We have seen that 6:12-20 may be considered an introduction to Paul’s dealing with married life and to his dealing with the eating of sacrifices to idols. Both marriage and eating have been ordained by God. Therefore, concerning marriage and eating we have our freedom. However, we must use these things in God’s way and for God’s purpose, not for our lusts. Furthermore, marriage and eating are related to our physical bodies. Paul says in 6:13 that the body is for the Lord; in 6:15, that our bodies are members of Christ; and in 6:19, that our bodies are a temple of the Holy Spirit.
As human beings, we are a complete entity composed of spirit, soul, and body. In order for our body to be the temple of the Holy Spirit our entire being—spirit, soul, and body—must be involved. Since we are a whole entity, none of the parts of our being should be separated from the others. On the one hand, it is our bodies that are members of Christ and the temple of the Holy Spirit. On the other hand, our spirit is also involved. For this reason, in the passage where he emphasizes that the body is a member of Christ and the temple of the Holy Spirit, Paul tells us that we are one spirit with the Lord (6:17).

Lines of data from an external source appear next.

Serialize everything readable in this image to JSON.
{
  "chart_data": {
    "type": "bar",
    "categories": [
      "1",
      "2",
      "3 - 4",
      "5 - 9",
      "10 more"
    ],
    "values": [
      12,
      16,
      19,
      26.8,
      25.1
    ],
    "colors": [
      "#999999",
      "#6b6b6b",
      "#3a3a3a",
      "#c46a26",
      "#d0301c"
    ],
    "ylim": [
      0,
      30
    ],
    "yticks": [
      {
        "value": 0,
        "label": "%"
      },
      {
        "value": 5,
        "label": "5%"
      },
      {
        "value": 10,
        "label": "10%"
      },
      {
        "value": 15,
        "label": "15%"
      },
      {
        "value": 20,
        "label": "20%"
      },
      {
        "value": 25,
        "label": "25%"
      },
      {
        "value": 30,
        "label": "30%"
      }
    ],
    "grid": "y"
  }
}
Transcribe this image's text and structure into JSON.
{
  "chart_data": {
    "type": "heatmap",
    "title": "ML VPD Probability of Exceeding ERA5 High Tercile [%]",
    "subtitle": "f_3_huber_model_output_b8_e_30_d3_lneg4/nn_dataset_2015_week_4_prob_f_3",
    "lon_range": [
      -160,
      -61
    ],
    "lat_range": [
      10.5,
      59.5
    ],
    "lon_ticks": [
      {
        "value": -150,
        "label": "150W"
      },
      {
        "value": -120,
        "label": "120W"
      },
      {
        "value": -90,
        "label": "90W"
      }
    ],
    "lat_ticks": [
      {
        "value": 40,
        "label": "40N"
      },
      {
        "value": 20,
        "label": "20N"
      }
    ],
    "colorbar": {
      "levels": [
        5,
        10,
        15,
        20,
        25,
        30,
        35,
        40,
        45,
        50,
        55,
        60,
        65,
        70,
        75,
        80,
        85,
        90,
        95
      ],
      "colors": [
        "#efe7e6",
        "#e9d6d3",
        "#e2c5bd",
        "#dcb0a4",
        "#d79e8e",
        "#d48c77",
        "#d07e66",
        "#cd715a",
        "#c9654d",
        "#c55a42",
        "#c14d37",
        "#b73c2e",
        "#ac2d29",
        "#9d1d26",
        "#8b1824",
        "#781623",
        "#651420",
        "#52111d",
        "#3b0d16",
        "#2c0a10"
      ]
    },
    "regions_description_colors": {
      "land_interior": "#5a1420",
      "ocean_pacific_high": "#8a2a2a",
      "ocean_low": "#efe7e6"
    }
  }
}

In chapter seven Paul comes to the matter of marriage. Married life surely involves our whole being. According to what Paul says in this chapter, we need to be those who are for the Lord, one with Him, submissive to Him, committed to Him, and content in Him with our circumstances. We need to take our circumstances from the Lord and be with Him in every kind of situation. This requires that we exercise our spirit to practice being one spirit with the Lord. This is also to have a life where our bodies are the members of Christ and the temple of the Holy Spirit. If we touch the depths of chapter seven, we shall see that the answers to the questions about marriage consummate in the description of a person who is one with the Lord and who lives in such a way that his entire being is the Lord’s dwelling place. Because his body is a member of Christ and the temple of the Holy Spirit, he will not use it for any purpose other than that ordained by God. Furthermore, he will be submissive to the Lord and to His leading, always remaining in the circumstances arranged by the Lord without initiating any change. He is thus a person who is one with the Lord for His purpose.
In chapter eight Paul deals with our eating, a matter that is even more practical than the matter of married life. We can live without being married, but not without eating. Eating is an absolute necessity. God created us in such a way that we must eat in order to stay alive. This is God’s ordination.
As we proceed from chapter one to chapter eight, we find that Paul’s dealings become more and more practical. The eating mentioned in chapter eight is much more practical than the philosophy referred to in chapter one. Philosophy involves abstract concepts, whereas eating is extremely concrete and practical.
We have seen that in the first four chapters of 1 Corinthians a number of spiritual things are revealed. The principle is the same in the dealing with eating of sacrifices to idols. Three chapters are occupied with this. In these chapters there are a number of important spiritual highlights.
In chapter eight Paul speaks of an eating that is not advisable, pointing out in verses 1 through 3 that such an eating is not according to love that builds up. Verses 4 through 7 indicate that idols are nothing, and verse 8 says that food does not commend us to God. Finally, in verses 9 through 13, Paul speaks about causing weak brothers to stumble.